Des erreurs de facturation peuvent coûter cher : impayés, litiges, redressements fiscaux. Voici les pièges les plus fréquents et comment les éviter définitivement.
Erreur 1 : Facturer sans devis signé
Sans devis signé, tu n'as aucune preuve contractuelle de l'accord du client sur le prix et les prestations. En cas de litige, tu seras en position de faiblesse. Toujours obtenir une validation écrite avant de commencer à travailler.
Erreur 2 : Oublier les mentions légales obligatoires
Une facture valide doit comporter : numéro de facture unique, date d'émission, coordonnées complètes (prestataire et client), SIRET, description précise des prestations, montant HT, taux et montant de TVA, montant TTC, conditions de paiement, pénalités de retard.

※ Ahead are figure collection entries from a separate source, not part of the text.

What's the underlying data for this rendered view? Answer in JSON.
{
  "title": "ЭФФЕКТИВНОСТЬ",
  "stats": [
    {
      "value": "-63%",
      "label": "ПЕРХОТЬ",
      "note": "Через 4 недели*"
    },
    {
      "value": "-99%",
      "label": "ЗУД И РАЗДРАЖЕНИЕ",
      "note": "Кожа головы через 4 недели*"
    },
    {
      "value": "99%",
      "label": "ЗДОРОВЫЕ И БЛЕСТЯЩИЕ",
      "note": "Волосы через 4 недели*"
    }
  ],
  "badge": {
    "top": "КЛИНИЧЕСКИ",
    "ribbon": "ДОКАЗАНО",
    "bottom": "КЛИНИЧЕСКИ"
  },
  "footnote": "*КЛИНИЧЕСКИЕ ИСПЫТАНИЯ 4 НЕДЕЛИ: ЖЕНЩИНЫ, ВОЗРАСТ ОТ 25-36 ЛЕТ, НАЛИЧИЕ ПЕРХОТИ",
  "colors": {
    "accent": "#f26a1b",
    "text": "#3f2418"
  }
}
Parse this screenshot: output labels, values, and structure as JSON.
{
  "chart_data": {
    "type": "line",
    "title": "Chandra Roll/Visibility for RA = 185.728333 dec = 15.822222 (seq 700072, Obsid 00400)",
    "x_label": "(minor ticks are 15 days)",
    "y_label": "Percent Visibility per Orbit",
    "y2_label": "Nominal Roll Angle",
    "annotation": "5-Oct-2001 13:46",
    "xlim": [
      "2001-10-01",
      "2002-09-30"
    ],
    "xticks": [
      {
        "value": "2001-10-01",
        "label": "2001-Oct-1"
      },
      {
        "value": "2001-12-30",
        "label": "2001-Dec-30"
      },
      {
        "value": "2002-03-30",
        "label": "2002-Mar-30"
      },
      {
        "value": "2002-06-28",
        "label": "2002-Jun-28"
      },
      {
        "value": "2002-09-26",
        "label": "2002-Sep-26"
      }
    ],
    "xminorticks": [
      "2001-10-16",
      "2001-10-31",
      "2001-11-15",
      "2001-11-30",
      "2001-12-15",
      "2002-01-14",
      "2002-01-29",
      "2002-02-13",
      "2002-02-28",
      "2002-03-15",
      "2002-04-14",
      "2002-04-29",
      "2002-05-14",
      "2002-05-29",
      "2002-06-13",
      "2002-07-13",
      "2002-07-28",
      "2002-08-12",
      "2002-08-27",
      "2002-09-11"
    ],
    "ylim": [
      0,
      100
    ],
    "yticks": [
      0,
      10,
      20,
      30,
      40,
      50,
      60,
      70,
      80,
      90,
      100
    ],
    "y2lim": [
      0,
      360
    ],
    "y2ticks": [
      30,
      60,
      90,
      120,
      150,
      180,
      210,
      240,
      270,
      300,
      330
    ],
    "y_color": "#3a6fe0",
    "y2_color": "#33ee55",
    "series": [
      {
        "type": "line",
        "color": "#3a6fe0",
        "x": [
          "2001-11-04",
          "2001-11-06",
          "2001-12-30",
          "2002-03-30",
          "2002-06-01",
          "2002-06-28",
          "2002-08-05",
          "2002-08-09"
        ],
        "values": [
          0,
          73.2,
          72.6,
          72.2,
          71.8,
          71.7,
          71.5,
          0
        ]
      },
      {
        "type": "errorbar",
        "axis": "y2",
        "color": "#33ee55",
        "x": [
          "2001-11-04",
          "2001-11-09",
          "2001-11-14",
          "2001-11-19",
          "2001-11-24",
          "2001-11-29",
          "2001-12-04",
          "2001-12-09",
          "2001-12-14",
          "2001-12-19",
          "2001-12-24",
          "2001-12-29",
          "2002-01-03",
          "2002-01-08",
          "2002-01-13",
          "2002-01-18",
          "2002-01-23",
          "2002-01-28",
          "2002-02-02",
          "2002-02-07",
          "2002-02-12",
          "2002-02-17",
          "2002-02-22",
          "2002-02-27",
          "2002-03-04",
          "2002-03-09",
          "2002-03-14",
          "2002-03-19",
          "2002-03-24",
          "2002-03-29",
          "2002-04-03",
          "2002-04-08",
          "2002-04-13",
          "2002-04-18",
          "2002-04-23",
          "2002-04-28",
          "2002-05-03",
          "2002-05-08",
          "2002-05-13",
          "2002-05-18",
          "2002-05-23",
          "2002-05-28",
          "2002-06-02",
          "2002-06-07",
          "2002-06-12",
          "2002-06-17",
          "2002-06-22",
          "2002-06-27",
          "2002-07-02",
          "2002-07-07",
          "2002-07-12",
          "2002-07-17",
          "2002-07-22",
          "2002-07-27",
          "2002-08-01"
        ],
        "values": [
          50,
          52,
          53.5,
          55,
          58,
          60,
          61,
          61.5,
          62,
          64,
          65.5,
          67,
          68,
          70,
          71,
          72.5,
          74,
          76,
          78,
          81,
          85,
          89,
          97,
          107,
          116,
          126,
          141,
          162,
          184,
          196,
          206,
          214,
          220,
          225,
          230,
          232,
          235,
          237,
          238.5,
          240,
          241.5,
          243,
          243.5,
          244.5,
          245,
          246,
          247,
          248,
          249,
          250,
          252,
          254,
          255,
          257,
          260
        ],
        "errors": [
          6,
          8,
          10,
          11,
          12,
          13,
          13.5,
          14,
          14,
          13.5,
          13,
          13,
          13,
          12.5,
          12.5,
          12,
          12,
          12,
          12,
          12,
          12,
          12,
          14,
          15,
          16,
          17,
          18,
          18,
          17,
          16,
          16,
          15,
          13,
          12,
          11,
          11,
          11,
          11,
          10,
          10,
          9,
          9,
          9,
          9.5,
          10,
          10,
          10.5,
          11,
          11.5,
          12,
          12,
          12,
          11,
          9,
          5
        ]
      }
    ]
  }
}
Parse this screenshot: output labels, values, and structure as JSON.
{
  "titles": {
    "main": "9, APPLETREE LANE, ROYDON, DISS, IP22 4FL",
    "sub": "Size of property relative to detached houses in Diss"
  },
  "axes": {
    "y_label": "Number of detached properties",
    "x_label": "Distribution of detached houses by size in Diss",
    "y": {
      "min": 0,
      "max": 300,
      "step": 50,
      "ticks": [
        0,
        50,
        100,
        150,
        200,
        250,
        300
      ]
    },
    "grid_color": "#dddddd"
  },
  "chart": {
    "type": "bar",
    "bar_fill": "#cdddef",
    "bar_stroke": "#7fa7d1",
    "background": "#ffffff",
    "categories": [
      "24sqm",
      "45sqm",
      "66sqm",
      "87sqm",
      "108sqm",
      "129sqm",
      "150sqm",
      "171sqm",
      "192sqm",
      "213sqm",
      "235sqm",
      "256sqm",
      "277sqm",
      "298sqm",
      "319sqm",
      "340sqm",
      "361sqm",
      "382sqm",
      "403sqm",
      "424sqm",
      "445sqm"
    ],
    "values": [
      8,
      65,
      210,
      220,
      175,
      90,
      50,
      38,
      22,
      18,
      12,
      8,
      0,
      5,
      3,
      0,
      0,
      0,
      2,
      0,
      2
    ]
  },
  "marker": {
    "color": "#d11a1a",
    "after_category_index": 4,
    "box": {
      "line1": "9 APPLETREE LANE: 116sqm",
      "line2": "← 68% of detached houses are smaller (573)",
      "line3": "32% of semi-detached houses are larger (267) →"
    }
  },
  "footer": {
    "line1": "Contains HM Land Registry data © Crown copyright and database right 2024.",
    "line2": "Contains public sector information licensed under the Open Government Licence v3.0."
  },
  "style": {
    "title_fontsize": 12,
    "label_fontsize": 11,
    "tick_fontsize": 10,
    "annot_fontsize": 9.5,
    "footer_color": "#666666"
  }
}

Erreur 3 : Ne pas exiger d'acompte
Un acompte de 30 à 50 % protège contre les annulations et sécurise ton chiffre d'affaires. Sans lui, tu mobilises du temps et des ressources pour un événement qui peut être annulé du jour au lendemain.
Erreur 4 : Confondre date de facture et date d'exigibilité de la TVA
Pour les prestations de services, la TVA est exigible à la date d'encaissement (et non à la date de facturation si tu es en TVA sur les encaissements). Vérifie avec ton comptable quel régime s'applique à ta situation.
Erreur 5 : Ne pas numéroter séquentiellement
La numérotation des factures doit être chronologique et sans trou. Un "trou" dans la numérotation peut être interprété comme une omission intentionnelle par l'administration fiscale.
Erreur 6 : Tarder à relancer les impayés
Chaque jour de retard réduit les chances de recouvrement. Envoie une première relance dès le lendemain de la date d'échéance, une deuxième à J+15, une mise en demeure à J+30.
Erreur 7 : Ne pas archiver ses documents
Les factures doivent être conservées 10 ans. Un archivage numérique organisé t'évite de chercher pendant des heures lors d'un contrôle fiscal.